Here is a historical truth no one on campus seems willing to say out loud: Jews are the original inhabitants of the Land of Israel. Our presence there predates Islam by over a thousand years. Hebrew was spoken in Jerusalem before a single Arabic word was uttered in that land. We built our temples there. We were exiled and scattered—and yet we never stopped praying to return. Next year in Jerusalem was never a metaphor. It was a longing—an identity.

Our parents and grandparents survived the camps, the pogroms, the gas chambers. They taught us: Never again. But “never again” only works if we recognize when it’s happening again—and who it’s happening to.

What we’re witnessing is not just moral confusion. It’s a profound historical amnesia. And many of our children, in their eagerness to belong, to fight injustice, to be seen as “good allies,” have bought into a movement that denies the truth of who they are—and who we are.

They’ve been told that “lived experience” matters. That victims should be believed. Except, it seems, when the victims are Jewish. Then we’re told to sit down, be quiet, or apologize for our existence.

So where are we, the parents? Have we abdicated our role entirely, or are we so afraid of being “on the wrong side” that we let our children sleepwalk into movements that dehumanize Jews—us, their own family?

Silence is not love. Agreement is not understanding. And watching from the sidelines while our children ally themselves with people who want to see our community wiped off the map is not parenting—it is abandonment.

We are not asking our children to blindly support everything the Israeli government does. We should raise moral, questioning minds. But we must draw a line. Supporting groups that deny Israel’s right to exist or cheer Hamas is not activism. It is complicity in hate.

If your child were marching to dismantle Ukraine, or Taiwan, or Tibet, would you still say, “They’re just finding their voice”? Why is it only the Jewish state whose existence must be up for debate?

We owe it to our children—and to the generations before and after—to teach moral clarity. To help them distinguish between justice and hatred wrapped in the language of social justice. To remind them that Judaism is not a costume or a culture they can set aside when it becomes inconvenient. It is a covenant, a people, and a responsibility.

This is your moment to speak up. To ask hard questions. To challenge them. To remind them of who they are. And to say, without apology: You do not get to fight for every cause but abandon your own people.

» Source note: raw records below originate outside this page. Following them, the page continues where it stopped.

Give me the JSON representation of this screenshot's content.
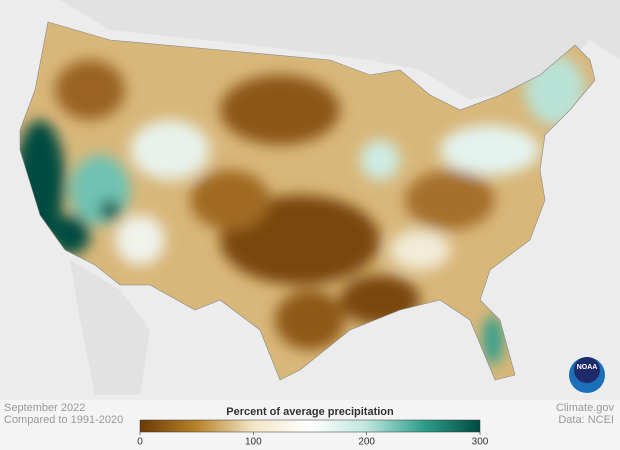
{
  "header": {
    "title": "September 2022",
    "subtitle": "Compared to 1991-2020"
  },
  "legend": {
    "title": "Percent of average precipitation",
    "range": [
      0,
      300
    ],
    "ticks": [
      0,
      100,
      200,
      300
    ],
    "colors": [
      "#6b3a06",
      "#b8822a",
      "#f3e6c6",
      "#ffffff",
      "#bfe6dd",
      "#2f9e8c",
      "#004b40"
    ]
  },
  "credits": {
    "source": "Climate.gov",
    "data": "Data: NCEI"
  },
  "logo": "NOAA"
}
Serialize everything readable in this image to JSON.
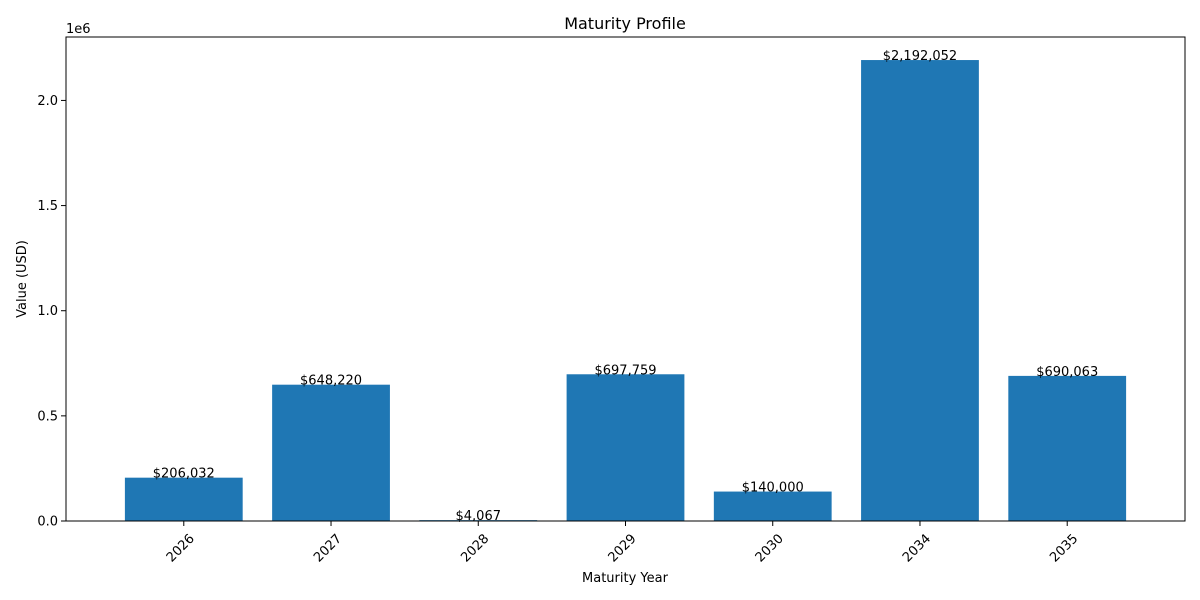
{
  "chart_data": {
    "type": "bar",
    "title": "Maturity Profile",
    "xlabel": "Maturity Year",
    "ylabel": "Value (USD)",
    "categories": [
      "2026",
      "2027",
      "2028",
      "2029",
      "2030",
      "2034",
      "2035"
    ],
    "values": [
      206032,
      648220,
      4067,
      697759,
      140000,
      2192052,
      690063
    ],
    "data_labels": [
      "$206,032",
      "$648,220",
      "$4,067",
      "$697,759",
      "$140,000",
      "$2,192,052",
      "$690,063"
    ],
    "ylim": [
      0,
      2301654.6
    ],
    "yticks": [
      0,
      500000,
      1000000,
      1500000,
      2000000
    ],
    "ytick_labels": [
      "0.0",
      "0.5",
      "1.0",
      "1.5",
      "2.0"
    ],
    "y_offset_label": "1e6",
    "bar_color": "#1f77b4",
    "grid": false,
    "x_tick_rotation": 45
  }
}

We are not powerless. We still have voices. We still have truth. But we must use them—now—before the next generation forgets not only where they come from, but who they are.

Sincerely,

Irina Zavina-Tare
A fellow Jewish parent who refuses to stay silent

About the Author
Irina Zavina-Tare is a Jewish refugee from the former Soviet Union who learned the dangers of silence and erasure. Through her observant husband’s family, she discovered the beauty and depth of Judaism. Now a mother and professional in the US, she writes with urgency—because October 7 showed that Jews can still be targeted, erased, and blamed simply for existing.